My wife nearly collapsed upon hearing this, for she had indeed gone and knelt
beside Brian's body and seeing his crushed chest and unrecognizable features,
knowing he was already dead, she looked up around her and whispered, Don't leave
us Brian, please stay if you can. As she listened to Brian telling her the words
she had spoken, she realized that the spirit had left his body and was looking
down from above on this little lifeless form. Then what happened? She asked. We
went on a trip. he said, far, far away. He grew agitated trying to say the things
he didn't seem to have the words for. My wife tried to calm and comfort him, and
let him know it would be okay. He struggled with wanting to tell something that
obviously was very important to him, but finding the words was difficult. We flew
so fast up in the air. They're so pretty Mommy, he added. And there are lots and
lots of "birdies."
My wife was stunned. Into her mind the sweet comforting spirit enveloped her more
soundly, but with an urgency she had never before known. Brian went on to tell
her that the '"birdies"' had told him that he had to come back and tell
everyone about the "birdies." He said they brought him back to the house
and that a big fire truck and an ambulance were there. A man was bringing the
baby out on a white bed and he tried to tell the man the baby would be okay, but
the man couldn't hear him. He said, "Birdies" told him he had to go
with the ambulance, but they would be near him. He said, they were so pretty and
so peaceful, and he didn't want to come back.

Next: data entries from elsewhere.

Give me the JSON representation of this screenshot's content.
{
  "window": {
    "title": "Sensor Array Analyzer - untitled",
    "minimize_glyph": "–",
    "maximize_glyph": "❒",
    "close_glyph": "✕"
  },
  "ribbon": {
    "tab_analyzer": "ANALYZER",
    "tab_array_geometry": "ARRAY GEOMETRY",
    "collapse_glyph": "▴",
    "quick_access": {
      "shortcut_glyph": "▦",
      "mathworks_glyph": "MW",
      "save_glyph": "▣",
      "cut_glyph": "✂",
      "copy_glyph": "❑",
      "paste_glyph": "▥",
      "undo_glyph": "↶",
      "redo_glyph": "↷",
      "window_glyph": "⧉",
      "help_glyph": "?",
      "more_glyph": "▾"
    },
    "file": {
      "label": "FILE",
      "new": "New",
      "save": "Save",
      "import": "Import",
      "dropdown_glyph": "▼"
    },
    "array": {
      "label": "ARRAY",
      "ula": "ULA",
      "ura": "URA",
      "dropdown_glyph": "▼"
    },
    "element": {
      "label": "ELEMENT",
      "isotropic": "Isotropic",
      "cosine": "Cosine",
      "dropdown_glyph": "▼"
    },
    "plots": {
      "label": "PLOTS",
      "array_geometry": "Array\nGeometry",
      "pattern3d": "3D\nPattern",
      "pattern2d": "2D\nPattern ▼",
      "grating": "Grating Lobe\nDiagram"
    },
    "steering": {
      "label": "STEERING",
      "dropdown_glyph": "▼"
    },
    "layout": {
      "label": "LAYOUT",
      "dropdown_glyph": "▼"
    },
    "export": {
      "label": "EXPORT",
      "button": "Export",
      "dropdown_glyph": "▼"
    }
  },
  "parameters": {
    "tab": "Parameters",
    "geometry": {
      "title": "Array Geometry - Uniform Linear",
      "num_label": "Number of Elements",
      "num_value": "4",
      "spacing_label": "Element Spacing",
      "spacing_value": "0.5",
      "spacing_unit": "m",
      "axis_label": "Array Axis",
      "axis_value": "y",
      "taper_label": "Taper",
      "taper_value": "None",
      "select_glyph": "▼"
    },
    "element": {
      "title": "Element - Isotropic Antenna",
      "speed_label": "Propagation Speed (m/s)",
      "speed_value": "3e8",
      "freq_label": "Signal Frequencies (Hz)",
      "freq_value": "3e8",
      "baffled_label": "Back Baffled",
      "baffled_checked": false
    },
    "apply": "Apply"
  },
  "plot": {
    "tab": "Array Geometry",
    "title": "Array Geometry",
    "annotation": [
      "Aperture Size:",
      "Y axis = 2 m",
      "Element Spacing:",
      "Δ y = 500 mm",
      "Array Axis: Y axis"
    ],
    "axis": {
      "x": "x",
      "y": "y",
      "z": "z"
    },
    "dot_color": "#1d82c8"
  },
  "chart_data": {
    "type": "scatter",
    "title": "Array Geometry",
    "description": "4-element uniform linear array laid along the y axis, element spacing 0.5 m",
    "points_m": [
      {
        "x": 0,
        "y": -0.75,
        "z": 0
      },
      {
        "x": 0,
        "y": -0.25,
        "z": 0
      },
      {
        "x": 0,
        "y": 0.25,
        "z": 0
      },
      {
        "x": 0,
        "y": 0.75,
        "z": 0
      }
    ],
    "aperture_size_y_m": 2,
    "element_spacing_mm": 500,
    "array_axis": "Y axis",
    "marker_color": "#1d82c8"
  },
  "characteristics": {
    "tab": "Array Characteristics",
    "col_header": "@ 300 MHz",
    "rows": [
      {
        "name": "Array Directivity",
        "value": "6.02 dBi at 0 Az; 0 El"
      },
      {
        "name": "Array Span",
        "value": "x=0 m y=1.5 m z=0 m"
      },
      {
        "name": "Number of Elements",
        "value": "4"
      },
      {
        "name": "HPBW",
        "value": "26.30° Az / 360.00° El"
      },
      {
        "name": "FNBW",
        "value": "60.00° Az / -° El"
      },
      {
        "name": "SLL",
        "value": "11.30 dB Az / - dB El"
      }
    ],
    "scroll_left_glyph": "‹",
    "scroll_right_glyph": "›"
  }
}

And then the bright light came. He said that the light was so bright and so warm,
and he loved the bright light so much. Someone was in the bright light and put
their arms around him, and told him, I love you but you have to go back. You have
to play baseball, and tell everyone about the "birdies." Then the person
in the bright light kissed him and waved bye-bye. Then whoosh, the big sound came
and they went into the clouds. The story Brian was telling went on for an hour.
He taught us that "birdies" were always with us, but we don't see them
because we look with our eyes and we don't hear them because we listen with our
ears. But they are always there, you can only see them in here (he put his hand
over his heart).
They whisper the things to help us to do what is right because they love us so
much. Brian continued, stating I have a plan. Mommy, you have a plan. Daddy has
a plan. Everyone has a plan. We must all live our plan and keep our promises.
The "birdies" help us to do that cause they love us so much. In the
weeks that followed, he often came to us and told all or parts of his story, again
and again. Always the story remained the same. The details were never changed
or out of order.
A few times he added further bits of information and clarified the message he
had already delivered. It never ceased to amaze us how he could tell such detail
and speak beyond his ability when he spoke of his birdies." Everywhere he
went, he told strangers about the "birdies." Surprisingly, no one ever
looked at him strangely when he did this. Rather, they always get a softened look
on their face and smile. Needless to say, we have not been the same ever since
that day, and I pray we never will be.